Adair Turner joined Hector Sants today in questioning the wisdom of George Osborne's policy to scrap the FSA. He said it would cause "disruption".
Adair Turner has today joined his colleague, Hector Sants, in questioning the wisdom of George Osborne’s policy to scrap the Financial Services Authority.
Turner is Chair, and Sants is Chief Executive, of the FSA. Speaking to Sky News about the policy, Turner said:
“The Conservatives have said that they will combine the banking supervisory, the insurance supervisory, and regulatory functions of the FSA with the Bank of England.
“I entirely accept and indeed I said today that there’s a vital missing bit of our regulatory approach – missing in the past – which resides half-way between the Bank of England, a central bank focused on inflation and a regulator focused on individual firms.
“And therefore we do have to get that right but I’ve always believed that we can get that right without shuffling around the boxes because when you shuffle around the organization boxes and change reporting lines you inevitably have disruption.”

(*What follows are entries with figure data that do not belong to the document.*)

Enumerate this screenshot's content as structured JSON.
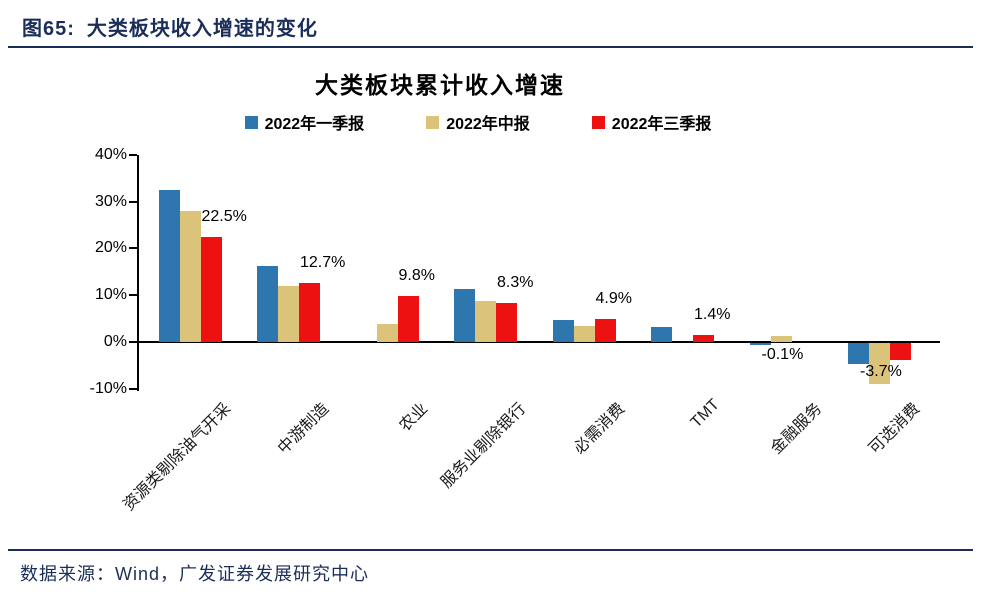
{
  "header": {
    "figure_label": "图65:",
    "figure_title": "大类板块收入增速的变化"
  },
  "chart_data": {
    "type": "bar",
    "title": "大类板块累计收入增速",
    "categories": [
      "资源类剔除油气开采",
      "中游制造",
      "农业",
      "服务业剔除银行",
      "必需消费",
      "TMT",
      "金融服务",
      "可选消费"
    ],
    "series": [
      {
        "name": "2022年一季报",
        "color": "#2E76AE",
        "values": [
          32.5,
          16.3,
          0,
          11.4,
          4.7,
          3.2,
          -0.5,
          -4.5
        ]
      },
      {
        "name": "2022年中报",
        "color": "#DBC379",
        "values": [
          27.9,
          11.9,
          3.9,
          8.8,
          3.4,
          0,
          1.2,
          -8.7
        ]
      },
      {
        "name": "2022年三季报",
        "color": "#EE1111",
        "values": [
          22.5,
          12.7,
          9.8,
          8.3,
          4.9,
          1.4,
          -0.1,
          -3.7
        ]
      }
    ],
    "data_labels": {
      "labeled_series": "2022年三季报",
      "values": [
        "22.5%",
        "12.7%",
        "9.8%",
        "8.3%",
        "4.9%",
        "1.4%",
        "-0.1%",
        "-3.7%"
      ]
    },
    "y_ticks": [
      {
        "label": "40%",
        "value": 40
      },
      {
        "label": "30%",
        "value": 30
      },
      {
        "label": "20%",
        "value": 20
      },
      {
        "label": "10%",
        "value": 10
      },
      {
        "label": "0%",
        "value": 0
      },
      {
        "label": "-10%",
        "value": -10
      }
    ],
    "ylim": [
      -10,
      40
    ],
    "grid": false,
    "legend_position": "top"
  },
  "theme": {
    "heading_color": "#1B2E5A",
    "axis_color": "#000000"
  },
  "footer": {
    "source": "数据来源：Wind，广发证券发展研究中心"
  }
}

Earlier this month, Sants said: “I strongly believe that dividing responsibility for enforcement activity would invite a fragmentation of approaches and a ‘turf war’ between the different bodies involved.”
David Cameron reiterated the Conservative’s policy today at his speech to the CBI. He said:
“And, unlike Labour, we will abolish the tripartite system and give overall responsibility for regulating our banks back to the Bank of the England.”
And as Left Foot Forward has previously reported, the United States’ Senate are considering moving powers in the opposite direction – that is, from central bank to independent regulator.